An example of both signal reflection and refraction by buildings is shown in FIG. 1, which depicts three MSs 101, 102 and 103, a transmitter 104 and buildings 105 and 106. In this case each MS receives only one copy of the transmitted signal. In most practical cases the signal not only propagates along a direct LOS path, e.g. to MS 101, but encounters obstacles such as buildings 105 and 106 causing additional reflected paths, such as that shown to MS 102, or refracted paths, such as that shown to MS 103. The reflected and refracted signal paths are always longer than the LOS path and so arrive later. If the arrival time, or arrival time relative to a reference of an appropriate type, of a transmitted signal is to be used to compute the position of the receiver, it can be important to use the earliest arriving copy, preferably the LOS copy. The first arriving signal at an MS may not necessarily be the LOS signal if there is obstruction between the transmitter and the receiver such that there is no LOS signal.
A vertically oriented antenna may be directional or omni-directional in the horizontal plane.
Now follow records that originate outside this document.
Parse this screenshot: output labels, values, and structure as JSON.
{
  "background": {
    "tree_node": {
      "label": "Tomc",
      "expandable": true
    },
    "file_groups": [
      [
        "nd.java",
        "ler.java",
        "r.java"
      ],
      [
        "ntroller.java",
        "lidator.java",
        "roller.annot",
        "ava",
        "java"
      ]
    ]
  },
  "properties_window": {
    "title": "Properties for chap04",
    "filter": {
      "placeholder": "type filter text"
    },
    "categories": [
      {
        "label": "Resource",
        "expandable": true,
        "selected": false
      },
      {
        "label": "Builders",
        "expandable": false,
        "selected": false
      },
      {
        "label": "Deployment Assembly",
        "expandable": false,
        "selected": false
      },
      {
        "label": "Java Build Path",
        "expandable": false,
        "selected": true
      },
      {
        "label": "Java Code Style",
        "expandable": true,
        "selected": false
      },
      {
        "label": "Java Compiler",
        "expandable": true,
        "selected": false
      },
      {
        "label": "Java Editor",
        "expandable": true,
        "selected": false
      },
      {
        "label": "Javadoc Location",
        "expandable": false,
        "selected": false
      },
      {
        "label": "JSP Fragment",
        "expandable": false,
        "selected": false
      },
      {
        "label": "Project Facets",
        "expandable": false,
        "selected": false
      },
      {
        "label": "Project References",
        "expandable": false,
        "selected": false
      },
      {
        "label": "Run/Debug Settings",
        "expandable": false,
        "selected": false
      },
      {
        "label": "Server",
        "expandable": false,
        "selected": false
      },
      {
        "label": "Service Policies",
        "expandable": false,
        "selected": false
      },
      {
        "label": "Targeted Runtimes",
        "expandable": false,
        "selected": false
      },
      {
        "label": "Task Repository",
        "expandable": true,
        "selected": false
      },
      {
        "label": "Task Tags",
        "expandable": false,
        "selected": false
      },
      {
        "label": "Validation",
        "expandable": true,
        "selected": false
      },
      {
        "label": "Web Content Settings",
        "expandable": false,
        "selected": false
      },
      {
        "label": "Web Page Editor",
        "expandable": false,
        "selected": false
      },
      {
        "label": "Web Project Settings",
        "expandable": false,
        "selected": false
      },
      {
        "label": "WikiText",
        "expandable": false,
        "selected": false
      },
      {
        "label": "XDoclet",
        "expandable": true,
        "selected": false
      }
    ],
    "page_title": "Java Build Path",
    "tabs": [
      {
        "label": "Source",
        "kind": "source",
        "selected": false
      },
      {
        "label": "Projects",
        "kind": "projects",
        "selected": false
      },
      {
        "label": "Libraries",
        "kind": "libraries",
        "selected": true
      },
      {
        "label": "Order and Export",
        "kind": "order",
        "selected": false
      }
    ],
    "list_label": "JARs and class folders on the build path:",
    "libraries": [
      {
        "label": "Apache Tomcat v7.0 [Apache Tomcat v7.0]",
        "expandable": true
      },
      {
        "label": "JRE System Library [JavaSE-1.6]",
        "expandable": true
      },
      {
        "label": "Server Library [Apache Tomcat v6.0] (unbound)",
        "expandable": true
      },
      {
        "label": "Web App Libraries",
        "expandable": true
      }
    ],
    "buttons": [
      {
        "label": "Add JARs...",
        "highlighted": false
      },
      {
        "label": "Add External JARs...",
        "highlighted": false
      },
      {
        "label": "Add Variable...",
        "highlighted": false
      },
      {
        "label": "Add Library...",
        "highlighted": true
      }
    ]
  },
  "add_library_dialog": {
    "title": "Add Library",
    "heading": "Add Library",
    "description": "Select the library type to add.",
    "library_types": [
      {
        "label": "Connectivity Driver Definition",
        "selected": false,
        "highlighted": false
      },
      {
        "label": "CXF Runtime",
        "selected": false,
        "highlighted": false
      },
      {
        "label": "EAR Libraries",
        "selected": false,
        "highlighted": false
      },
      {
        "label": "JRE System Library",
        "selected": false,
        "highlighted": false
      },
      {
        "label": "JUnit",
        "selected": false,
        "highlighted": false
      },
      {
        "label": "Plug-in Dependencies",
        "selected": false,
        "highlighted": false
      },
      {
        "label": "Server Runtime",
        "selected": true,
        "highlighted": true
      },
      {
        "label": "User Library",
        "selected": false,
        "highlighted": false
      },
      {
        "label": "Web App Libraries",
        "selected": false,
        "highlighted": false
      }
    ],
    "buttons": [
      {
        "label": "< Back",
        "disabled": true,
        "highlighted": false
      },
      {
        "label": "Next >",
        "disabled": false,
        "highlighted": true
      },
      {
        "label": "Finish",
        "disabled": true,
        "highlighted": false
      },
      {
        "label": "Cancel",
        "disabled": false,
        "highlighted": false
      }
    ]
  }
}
FIG. 2a depicts a model of a directional antenna 201 in plan view, the plane of the page representing the antenna's horizontal plane. Antenna 201 transmits into a sector, which is modelled by the direction 202 of the centre of the sector (usually in degrees clockwise from north) and the half power angle 203 of the sector. This model is a simplification of the observed horizontal radiation pattern of a real directional antenna, an example of which is shown in FIG. 2b. The simplified model has the back-lobe 204 and side-lobes 205 removed. Hereafter the simplified model of a directional transmitter depicted in FIG. 2a will be referred to, but any complications arising from the simplifications will be discussed when they occur.
A cell of a cellular communications network corresponds to the area served by one antenna. Where the antenna has an omni-directional pattern it is situated at the centre of the cell. However, it is common to co-locate several antennas on the same site, and in this case the antennas are directional, each covering separate adjacent cells. For example, in GSM, several directional antennae (usually three) can be situated at the same site, each transmitting on a different frequency in a specified direction with a specified beam width. A signal transmitted entirely away from an MS clearly cannot be received by that MS along a LOS path. Therefore the use of the relative time of arrival of that signal in the computation of the position of the MS would lead to error. (In practise, there is always a small probability that the signal received in such circumstances has come directly from a side- or back-lobe of the transmitting antenna.) A more accurate position of the MS is obtainable using the method of the invention, which takes into account the directionality of some of the transmitters in a cellular network.